Create definitive local content. The 6% local query pattern is growing. City-specific guides, neighborhood comparisons, and local "best of" content are high-citation targets.
Cover the "explain it simply" angle. "Explain like I'm five" and similar simplification requests are common. Having both expert-level and simplified versions of your content doubles your citation surface area.
For SEO Teams
Target prompt-style queries in content. Users talk to ChatGPT differently than they search Google. Phrases like "best way to..." and "how do I..." are more common than keyword-style queries. Optimize for natural-language question patterns.
Build comparison content. "X vs Y" and "pros and cons of" content types map directly to observed prompt patterns. These are high-citation-probability content formats.
Monitor ChatGPT's indexed conversations. The
site:chatgpt.comsearch reveals what topics users are discussing. Use this as an ideation source.
For Product Teams
Documentation is a citation magnet. Developer co-pilot queries (22%) heavily cite official documentation. Comprehensive, well-structured docs are the single best investment for AEO in the tech space.

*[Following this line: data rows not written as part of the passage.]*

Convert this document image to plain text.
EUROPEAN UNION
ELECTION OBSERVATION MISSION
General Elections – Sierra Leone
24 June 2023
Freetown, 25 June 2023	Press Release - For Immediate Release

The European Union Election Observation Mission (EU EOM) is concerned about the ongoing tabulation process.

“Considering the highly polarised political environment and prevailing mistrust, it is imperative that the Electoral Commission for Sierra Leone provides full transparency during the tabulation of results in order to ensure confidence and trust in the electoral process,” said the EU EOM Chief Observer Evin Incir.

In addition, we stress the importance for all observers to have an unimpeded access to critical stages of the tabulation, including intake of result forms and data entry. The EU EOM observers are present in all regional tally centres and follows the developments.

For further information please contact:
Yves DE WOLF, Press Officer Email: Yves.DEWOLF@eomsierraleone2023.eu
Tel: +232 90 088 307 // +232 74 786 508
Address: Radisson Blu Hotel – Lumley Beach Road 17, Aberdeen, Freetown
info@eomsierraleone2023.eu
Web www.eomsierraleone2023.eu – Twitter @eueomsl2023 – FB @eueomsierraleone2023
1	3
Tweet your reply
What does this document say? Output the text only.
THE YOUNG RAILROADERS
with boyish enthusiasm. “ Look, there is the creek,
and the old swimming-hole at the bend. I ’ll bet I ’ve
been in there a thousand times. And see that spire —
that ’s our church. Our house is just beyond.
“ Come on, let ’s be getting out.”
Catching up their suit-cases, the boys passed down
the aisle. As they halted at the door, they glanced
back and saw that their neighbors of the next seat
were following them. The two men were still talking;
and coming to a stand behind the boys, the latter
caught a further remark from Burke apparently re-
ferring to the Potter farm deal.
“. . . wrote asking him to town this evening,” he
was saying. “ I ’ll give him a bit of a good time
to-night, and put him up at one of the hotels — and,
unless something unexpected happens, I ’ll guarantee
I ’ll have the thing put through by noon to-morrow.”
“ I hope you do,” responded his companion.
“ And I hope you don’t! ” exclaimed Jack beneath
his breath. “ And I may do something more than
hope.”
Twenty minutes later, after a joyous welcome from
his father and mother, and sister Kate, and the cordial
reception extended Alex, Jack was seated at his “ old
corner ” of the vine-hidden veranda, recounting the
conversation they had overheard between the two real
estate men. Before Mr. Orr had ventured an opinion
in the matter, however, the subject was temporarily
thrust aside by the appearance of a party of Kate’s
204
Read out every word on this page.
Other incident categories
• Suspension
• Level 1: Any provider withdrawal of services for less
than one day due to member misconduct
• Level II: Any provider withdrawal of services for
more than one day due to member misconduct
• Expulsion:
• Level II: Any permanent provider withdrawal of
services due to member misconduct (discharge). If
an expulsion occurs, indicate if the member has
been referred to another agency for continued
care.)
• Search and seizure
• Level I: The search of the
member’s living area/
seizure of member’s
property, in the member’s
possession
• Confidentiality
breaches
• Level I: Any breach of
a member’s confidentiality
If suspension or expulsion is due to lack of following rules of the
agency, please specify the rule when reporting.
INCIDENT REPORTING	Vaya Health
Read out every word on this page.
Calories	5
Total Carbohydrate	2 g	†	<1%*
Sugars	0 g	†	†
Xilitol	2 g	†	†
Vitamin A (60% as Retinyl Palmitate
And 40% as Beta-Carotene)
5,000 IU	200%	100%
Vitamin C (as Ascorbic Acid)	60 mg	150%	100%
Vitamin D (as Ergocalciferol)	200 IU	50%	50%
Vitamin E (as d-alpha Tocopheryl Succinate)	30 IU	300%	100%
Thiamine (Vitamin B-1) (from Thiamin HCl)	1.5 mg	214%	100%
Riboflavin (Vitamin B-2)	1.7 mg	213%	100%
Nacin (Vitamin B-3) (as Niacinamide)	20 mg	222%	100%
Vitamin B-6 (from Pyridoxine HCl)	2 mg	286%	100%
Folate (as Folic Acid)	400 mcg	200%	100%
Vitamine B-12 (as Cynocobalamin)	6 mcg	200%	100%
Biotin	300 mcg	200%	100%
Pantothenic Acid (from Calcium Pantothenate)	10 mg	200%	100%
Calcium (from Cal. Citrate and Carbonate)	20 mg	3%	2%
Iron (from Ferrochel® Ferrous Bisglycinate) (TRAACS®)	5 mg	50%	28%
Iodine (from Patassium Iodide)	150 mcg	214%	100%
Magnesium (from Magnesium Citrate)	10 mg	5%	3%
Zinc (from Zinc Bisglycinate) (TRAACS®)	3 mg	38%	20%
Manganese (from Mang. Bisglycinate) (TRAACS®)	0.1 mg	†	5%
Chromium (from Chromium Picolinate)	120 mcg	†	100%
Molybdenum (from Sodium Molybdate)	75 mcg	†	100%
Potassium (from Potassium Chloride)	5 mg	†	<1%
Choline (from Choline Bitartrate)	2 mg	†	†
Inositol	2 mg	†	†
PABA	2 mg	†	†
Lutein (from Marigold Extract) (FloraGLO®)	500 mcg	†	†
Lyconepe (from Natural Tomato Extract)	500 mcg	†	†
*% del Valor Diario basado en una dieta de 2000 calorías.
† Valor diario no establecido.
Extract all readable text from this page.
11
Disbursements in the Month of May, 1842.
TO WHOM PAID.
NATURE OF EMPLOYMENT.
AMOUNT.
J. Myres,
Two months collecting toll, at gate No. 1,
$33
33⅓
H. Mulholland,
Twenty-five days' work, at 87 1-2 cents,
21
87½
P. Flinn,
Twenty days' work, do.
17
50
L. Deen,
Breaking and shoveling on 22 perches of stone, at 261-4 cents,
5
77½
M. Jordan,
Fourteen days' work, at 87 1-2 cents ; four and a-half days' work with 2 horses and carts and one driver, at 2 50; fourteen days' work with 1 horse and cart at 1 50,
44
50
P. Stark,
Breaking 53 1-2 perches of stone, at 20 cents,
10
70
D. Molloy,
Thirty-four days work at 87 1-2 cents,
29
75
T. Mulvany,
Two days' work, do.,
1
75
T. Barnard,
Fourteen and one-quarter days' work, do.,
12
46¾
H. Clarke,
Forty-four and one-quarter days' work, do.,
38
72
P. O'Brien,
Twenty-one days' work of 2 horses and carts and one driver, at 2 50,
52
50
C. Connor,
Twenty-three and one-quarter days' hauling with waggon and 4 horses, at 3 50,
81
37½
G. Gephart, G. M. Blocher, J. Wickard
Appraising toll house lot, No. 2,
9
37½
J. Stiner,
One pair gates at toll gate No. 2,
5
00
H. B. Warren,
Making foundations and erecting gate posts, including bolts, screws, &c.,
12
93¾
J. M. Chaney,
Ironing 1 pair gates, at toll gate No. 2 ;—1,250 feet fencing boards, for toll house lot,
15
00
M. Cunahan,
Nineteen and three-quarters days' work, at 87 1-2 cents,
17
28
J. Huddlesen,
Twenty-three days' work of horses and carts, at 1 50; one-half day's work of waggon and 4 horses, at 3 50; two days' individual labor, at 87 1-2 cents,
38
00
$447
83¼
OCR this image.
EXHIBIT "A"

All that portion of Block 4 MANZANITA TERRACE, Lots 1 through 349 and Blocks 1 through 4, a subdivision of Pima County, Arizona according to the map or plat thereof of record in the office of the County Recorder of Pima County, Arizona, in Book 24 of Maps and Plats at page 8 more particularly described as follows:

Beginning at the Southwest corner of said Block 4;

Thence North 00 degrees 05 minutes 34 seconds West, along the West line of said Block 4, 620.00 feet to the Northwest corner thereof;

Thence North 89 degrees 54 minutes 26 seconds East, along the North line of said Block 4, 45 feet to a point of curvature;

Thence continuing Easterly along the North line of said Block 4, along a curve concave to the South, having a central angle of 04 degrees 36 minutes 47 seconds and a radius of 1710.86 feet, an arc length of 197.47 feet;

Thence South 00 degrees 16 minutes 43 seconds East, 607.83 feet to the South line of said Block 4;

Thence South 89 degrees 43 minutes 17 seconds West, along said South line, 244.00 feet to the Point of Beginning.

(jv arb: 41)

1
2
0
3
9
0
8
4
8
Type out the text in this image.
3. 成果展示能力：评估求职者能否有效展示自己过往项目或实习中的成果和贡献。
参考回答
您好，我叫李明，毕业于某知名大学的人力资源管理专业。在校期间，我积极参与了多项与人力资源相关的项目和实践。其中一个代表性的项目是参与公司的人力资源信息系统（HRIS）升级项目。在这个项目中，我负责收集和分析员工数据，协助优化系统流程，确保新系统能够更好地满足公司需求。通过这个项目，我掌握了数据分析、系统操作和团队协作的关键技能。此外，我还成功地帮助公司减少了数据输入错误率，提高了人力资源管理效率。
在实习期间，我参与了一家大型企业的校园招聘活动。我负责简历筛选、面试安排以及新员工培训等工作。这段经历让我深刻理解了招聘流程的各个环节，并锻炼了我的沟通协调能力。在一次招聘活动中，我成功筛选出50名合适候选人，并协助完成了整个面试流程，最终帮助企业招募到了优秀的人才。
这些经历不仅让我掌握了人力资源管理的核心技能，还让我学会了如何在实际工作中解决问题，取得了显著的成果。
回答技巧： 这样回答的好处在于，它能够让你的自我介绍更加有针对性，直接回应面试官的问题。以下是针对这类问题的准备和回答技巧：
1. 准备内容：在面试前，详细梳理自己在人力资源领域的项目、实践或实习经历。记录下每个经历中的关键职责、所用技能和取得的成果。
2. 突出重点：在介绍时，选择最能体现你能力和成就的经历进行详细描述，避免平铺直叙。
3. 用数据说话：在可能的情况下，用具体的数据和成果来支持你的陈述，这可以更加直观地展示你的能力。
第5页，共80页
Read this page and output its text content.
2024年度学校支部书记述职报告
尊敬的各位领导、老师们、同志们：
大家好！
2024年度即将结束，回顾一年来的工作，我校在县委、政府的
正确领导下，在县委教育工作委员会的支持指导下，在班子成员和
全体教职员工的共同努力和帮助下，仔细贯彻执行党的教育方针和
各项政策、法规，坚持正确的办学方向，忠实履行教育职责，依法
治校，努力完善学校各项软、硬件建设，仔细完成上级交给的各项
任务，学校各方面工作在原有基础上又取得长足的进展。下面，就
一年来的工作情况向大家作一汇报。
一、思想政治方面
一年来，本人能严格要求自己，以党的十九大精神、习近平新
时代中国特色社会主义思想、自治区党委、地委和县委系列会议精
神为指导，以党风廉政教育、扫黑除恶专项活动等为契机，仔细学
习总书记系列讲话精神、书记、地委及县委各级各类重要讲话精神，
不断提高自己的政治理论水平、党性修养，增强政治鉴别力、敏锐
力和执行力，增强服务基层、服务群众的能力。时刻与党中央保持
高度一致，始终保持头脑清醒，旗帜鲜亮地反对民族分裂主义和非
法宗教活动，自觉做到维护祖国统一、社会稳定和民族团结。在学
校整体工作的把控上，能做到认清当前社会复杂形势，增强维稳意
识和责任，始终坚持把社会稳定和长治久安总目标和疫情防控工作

Error message content gets cited. Debugging prompts often include exact error messages. Having content that includes common error messages and their solutions creates direct citation pathways.
Future Measurement Metrics
As AI search evolves, track these metrics alongside traditional SEO KPIs:
| Metric | What It Measures | How to Track |
|---|---|---|
| AI citation frequency | How often your domain is cited in AI responses | Third-party tools (Semrush, Ahrefs AEO features) |
| Citation position | Where in the AI response your citation appears | Manual sampling or API monitoring |
| Query coverage | What percentage of topic-relevant prompts your content could answer | Prompt analysis + content gap mapping |
| Citation share vs. competitors | Your share of citations for target topics | Competitive citation tracking |
| Prompt-to-content alignment | How closely your content matches actual prompt patterns | Prompt analysis + content audit |
The Big Takeaway
People use ChatGPT differently than Google. Task completion dominates. Code queries are massive. Local queries are growing. Format your content for how people actually use AI, not how they use traditional search.